Through the Fire
In Eating Psychology, we see body challenges as doorways into our inner world. Every thing can be an opportunity for that inner exploration, for growth and change if that is what we are after. We can open and go through the door, or keep it closed. We might even lock it and throw away the key. Up to us.
I have been aware of my appetite the last few weeks in different sorts of ways. It feels more like getting on a roller coaster than going through a door way ! ( I HATE roller coasters!) Even looking at the photo makes me kind of dizzy. But here I go, buckling up for the ride, scream my way through the tunnel into the light.
Appetite is necessary and an important part of our physiology. We need to know when we need food. If we feel appetite is “bad” or our enemy and try to control/fight it, we get into trouble. Our body becomes physically stressed, known as physiologic stress mode. All kinds of hormones kick in, blood flow changes, and immune response gets activated! Think back to what you learned in school about our fight or flight modes. If we are constantly at war with our appetite we are in that stress response all the time which leads to inflammation, disease, and emotional problems. Check this out if you want more information.
I got a pretty bad cold and “lost” my appetite for a few days. This is a rare occasion for me. I really didn’t feel well. So, I had some time when food wasn’t interesting and I didn’t want to think about it. This was appealing to some part of me. In my dieting days, I could be pretty strict with myself for periods of time. There were lots of years when I wished I could be anorexic or bulimic! I thank the Gods that I couldn’t manage making myself throw up. I have definitely moved on from the crazy diet days. I am not always happy being the size and weight I am and I did think “Well, maybe I’ll lose some weight and that will be good,” Nothing wrong with losing a few pounds! The cold started to get better and I moved into that phase of hungry/not hungry. I took some time and really listened to what my body wanted me to eat. I worked at finding that sweet spot of just enough food, just the right food, satisfying my needs and finding some pleasure. I took really good care of myself, at least for a few days.

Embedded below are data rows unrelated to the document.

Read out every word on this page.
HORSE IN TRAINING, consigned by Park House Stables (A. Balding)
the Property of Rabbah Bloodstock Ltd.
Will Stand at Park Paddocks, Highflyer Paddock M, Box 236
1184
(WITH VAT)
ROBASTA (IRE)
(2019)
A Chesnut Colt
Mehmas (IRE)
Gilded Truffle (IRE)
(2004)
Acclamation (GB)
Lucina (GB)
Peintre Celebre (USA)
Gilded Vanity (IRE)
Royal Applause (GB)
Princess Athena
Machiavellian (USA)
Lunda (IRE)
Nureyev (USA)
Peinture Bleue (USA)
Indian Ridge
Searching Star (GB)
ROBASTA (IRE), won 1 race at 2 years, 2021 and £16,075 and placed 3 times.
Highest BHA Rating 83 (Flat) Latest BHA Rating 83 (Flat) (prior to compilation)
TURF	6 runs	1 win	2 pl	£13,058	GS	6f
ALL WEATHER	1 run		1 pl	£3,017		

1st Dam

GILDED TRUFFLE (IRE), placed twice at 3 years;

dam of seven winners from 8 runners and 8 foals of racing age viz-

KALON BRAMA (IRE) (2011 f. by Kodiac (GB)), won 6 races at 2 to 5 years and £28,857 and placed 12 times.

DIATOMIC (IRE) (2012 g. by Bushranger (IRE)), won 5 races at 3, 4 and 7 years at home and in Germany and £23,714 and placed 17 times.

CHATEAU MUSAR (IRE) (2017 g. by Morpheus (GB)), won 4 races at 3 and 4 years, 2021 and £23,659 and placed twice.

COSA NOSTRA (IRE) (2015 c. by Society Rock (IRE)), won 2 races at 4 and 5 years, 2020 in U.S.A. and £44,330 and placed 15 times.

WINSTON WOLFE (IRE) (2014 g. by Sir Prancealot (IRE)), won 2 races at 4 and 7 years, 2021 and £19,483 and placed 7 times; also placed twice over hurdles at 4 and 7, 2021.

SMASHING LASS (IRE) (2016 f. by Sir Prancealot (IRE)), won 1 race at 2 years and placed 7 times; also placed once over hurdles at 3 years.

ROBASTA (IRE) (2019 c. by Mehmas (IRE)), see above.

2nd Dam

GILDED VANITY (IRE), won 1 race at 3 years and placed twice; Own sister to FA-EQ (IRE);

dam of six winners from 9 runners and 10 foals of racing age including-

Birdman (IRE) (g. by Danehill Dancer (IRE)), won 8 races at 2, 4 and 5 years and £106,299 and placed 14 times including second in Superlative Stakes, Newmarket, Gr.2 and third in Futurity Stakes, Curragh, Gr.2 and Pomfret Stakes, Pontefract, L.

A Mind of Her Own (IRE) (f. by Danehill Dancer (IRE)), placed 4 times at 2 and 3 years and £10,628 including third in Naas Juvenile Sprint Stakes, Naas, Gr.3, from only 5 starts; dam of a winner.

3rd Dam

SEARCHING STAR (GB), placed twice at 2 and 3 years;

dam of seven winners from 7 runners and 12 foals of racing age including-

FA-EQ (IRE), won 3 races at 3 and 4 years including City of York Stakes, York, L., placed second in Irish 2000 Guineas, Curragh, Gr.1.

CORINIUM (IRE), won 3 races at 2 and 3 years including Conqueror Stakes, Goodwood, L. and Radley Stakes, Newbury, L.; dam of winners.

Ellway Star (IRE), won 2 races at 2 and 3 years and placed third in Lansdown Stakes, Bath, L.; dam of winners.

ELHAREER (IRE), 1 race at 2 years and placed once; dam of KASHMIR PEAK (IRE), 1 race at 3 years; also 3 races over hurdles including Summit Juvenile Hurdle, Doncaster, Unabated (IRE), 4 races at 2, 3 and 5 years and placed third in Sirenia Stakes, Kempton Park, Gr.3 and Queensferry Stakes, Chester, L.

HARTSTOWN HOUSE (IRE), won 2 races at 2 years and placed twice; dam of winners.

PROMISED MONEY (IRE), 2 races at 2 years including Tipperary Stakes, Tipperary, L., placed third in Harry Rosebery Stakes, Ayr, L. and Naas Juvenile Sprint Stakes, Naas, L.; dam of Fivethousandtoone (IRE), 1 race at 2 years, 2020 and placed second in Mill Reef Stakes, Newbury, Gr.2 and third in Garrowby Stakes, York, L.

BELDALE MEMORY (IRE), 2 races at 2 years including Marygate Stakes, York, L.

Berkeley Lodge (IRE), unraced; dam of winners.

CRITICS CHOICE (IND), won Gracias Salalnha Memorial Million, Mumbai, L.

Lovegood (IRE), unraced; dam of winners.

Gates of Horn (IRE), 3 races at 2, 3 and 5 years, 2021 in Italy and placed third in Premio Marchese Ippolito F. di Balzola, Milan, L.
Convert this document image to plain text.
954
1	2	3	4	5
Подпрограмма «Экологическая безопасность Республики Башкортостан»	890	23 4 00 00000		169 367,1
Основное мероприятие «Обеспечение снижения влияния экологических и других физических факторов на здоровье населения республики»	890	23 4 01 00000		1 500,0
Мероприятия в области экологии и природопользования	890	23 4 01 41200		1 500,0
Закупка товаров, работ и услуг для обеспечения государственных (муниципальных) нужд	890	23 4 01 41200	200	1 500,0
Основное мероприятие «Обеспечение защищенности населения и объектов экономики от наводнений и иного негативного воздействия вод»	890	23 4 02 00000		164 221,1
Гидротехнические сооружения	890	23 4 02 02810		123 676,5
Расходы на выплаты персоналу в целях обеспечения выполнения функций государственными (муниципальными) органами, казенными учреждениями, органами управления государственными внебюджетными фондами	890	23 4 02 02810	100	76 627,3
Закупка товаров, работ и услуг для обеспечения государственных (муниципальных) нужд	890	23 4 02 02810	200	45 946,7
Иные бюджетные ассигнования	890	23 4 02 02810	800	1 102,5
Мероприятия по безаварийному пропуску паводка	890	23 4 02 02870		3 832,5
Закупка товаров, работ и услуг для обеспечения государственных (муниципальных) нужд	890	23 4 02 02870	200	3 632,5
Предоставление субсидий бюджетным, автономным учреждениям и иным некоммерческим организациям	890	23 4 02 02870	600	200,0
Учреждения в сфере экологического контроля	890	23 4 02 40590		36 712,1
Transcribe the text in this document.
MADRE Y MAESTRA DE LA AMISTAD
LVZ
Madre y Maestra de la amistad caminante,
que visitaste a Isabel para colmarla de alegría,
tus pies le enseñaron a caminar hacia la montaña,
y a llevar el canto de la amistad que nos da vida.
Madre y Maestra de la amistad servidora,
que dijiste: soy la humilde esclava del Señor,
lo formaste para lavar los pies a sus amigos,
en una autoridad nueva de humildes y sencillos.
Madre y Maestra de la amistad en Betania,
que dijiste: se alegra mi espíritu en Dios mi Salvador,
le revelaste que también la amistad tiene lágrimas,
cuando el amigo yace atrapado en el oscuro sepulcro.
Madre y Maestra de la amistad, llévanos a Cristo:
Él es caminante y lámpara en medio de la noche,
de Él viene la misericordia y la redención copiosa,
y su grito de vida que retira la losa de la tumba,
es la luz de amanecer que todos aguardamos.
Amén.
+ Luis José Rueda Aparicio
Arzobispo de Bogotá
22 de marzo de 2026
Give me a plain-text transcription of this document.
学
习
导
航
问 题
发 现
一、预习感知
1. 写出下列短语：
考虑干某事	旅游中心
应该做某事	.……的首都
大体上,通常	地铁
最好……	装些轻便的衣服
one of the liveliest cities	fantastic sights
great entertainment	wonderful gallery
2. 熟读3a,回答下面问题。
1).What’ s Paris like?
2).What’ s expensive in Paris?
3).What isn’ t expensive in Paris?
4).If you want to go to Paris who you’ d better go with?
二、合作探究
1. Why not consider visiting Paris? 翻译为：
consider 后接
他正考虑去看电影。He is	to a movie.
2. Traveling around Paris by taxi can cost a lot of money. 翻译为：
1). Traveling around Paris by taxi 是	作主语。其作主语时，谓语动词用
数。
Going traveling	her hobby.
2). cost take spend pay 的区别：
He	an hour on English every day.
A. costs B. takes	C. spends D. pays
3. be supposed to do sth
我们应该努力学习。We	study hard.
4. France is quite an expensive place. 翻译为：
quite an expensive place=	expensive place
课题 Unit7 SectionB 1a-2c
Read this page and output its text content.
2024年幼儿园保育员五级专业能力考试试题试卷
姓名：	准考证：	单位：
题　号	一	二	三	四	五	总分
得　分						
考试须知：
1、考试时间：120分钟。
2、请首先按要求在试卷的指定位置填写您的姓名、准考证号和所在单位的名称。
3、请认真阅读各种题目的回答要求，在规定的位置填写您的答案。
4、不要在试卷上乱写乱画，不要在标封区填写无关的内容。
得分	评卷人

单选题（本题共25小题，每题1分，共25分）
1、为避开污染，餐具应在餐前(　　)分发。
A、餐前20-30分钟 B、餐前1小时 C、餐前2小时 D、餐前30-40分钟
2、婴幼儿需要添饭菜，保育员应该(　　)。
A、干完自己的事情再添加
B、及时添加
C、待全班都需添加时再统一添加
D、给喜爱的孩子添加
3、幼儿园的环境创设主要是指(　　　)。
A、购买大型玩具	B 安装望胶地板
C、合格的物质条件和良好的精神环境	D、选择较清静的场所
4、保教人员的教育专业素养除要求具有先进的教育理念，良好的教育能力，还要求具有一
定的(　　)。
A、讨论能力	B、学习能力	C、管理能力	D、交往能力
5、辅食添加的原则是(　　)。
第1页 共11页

As the cold waned, stress grew. I had things I needed to do. Worries. Shit piling up. Family visit looming. So, here was another phase of the appetite. There were a few days of not such good self care, though in the overall picture of my appetite history , things have changed. I can’t do the old eat myself into a coma anymore. I don’t want to. Over eat, eat “wrong” things, oh yes.
It still amazes me how emotions and behaviors can change in a heart beat. In any direction ( oy, sort of like that roller coaster!!) And sometimes that is comforting. That something difficult will eventually, perhaps in the next second, become something beautiful. It is inevitable. Nothing stays still, stays the same.
The cold continued to get better. I took care of some of the things which were stressing me. I had a peaceful and pleasant visit with my family. Food wasn’t a big deal! ( which in itself is kind of big deal still) I ate casually and thoughtfully in restaurants. I ate good food and digested it well. I came home and didn’t fall apart as I sometimes do. The roller coaster has come to a stop for now. I know there are rides ahead. There are doorways to explore.